Probabilistic Climate Change Adaptation Analysis for Timber Power Pole Infrastructure

According to the most recent IPCC report, warming of the climate system is unequivocal, and this warming may lead to increased risk of breakdown of infrastructure networks due to extreme weather. A key means of reducing future... [ view full abstract ]

According to the most recent IPCC report, warming of the climate system is unequivocal, and this warming may lead to increased risk of breakdown of infrastructure networks due to extreme weather. A key means of reducing future risk exposure is implementation of effective climate change adaptation strategies for critical infrastructure assets. This however constitutes a significant engineering challenge, for a variety of reasons discussed herein. The work described in this paper examines the regional variability of climate change adaptation feasibility for timber power pole networks, an important critical infrastructure asset. This is achieved through development of a Monte-Carlo event-based sequential model, which incorporates structural reliability, deterioration, climactic effects and network maintenance.

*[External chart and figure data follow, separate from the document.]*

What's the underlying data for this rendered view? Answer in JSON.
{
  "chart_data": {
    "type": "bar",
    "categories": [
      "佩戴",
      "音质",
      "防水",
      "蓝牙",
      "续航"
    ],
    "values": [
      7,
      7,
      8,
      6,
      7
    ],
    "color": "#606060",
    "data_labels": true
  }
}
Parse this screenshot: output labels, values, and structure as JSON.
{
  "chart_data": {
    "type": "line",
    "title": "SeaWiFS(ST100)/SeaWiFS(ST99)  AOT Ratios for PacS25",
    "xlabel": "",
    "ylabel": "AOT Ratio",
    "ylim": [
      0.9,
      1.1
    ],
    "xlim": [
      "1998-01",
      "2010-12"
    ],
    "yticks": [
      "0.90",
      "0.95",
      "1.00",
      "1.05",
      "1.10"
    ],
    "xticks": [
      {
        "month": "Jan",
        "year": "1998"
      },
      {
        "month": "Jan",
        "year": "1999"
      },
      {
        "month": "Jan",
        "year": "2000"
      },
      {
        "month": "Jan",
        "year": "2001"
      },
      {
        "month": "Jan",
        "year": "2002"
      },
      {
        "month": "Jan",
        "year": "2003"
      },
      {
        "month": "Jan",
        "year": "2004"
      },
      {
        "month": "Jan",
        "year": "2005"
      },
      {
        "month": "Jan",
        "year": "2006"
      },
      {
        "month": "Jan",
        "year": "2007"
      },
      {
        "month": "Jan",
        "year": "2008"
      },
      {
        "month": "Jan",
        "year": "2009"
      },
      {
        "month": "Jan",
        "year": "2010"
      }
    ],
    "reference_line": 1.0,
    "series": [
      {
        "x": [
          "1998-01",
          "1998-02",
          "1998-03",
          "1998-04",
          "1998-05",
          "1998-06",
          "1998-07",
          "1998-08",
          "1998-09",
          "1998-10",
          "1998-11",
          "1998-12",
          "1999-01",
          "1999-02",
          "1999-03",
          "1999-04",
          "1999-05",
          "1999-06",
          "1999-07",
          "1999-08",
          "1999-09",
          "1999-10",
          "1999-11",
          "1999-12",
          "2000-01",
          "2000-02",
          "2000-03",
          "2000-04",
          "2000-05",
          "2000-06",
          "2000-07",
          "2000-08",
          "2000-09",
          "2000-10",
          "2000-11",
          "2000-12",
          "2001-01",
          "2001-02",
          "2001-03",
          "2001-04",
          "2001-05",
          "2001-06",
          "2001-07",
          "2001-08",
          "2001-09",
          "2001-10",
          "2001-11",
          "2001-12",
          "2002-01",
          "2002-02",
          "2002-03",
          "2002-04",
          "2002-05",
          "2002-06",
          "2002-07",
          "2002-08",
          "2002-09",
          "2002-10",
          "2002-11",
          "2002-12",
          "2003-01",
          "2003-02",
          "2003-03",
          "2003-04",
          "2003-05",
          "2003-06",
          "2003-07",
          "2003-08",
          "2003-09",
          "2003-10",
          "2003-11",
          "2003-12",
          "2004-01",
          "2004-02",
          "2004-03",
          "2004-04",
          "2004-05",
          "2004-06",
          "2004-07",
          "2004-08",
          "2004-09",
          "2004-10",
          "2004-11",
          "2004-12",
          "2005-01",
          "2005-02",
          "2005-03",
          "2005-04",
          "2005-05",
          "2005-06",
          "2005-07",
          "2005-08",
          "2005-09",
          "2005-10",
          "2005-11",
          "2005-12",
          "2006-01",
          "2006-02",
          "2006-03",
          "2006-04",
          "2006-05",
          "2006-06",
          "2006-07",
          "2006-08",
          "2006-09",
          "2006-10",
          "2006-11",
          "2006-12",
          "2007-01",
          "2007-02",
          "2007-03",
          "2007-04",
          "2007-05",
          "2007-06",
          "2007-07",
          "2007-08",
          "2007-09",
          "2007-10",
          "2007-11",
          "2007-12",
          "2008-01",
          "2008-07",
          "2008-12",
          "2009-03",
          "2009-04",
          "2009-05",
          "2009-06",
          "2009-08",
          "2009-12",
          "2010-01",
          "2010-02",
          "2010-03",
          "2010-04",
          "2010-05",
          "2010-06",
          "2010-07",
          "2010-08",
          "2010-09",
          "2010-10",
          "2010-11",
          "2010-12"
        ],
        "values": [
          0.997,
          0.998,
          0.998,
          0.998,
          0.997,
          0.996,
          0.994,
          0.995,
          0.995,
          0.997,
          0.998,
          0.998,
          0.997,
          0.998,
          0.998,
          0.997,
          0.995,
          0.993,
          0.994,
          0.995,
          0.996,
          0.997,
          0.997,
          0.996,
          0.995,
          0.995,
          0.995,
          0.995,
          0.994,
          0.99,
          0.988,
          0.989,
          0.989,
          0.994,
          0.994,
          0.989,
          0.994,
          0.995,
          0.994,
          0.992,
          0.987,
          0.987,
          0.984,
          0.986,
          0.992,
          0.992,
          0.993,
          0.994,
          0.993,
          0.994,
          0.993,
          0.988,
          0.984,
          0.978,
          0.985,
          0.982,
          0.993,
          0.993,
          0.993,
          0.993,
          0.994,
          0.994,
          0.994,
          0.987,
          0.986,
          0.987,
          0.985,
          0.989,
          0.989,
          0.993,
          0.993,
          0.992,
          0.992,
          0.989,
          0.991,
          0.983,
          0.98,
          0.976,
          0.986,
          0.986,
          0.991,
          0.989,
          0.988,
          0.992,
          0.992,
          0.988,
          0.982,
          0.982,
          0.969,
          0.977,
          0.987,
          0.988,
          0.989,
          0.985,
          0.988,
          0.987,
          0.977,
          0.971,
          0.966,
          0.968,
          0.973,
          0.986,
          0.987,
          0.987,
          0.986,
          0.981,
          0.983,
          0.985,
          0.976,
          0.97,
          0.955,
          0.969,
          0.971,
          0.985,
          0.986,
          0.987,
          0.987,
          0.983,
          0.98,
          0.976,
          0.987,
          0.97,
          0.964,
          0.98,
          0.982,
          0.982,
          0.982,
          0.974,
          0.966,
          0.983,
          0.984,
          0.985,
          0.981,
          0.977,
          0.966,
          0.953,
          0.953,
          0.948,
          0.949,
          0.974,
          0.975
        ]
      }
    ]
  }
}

The hazards of interest are storm winds and timber decay - both of which may worsen due to a changing climate. A probabilistic life-cycle cost-benefit analysis is used to examine the appropriateness of a single climate adaptation strategy for a notional network of one million poles, for three Australian cities; Sydney, Melbourne and Canberra. The feasibility of the climate adaptation strategy, which incorporates both alterations to network maintenance procedures and implementation of performance based design, was found to vary significantly across the three regions. The analysis indicated that the adaptation strategy would have a substantially more positive cost-benefit outcome for Sydney than for the other two locations. This highlights the difficulties associated with implementation of a nationwide climate adaptation strategy for a power pole networks in Australia, and indeed for critical infrastructure in general.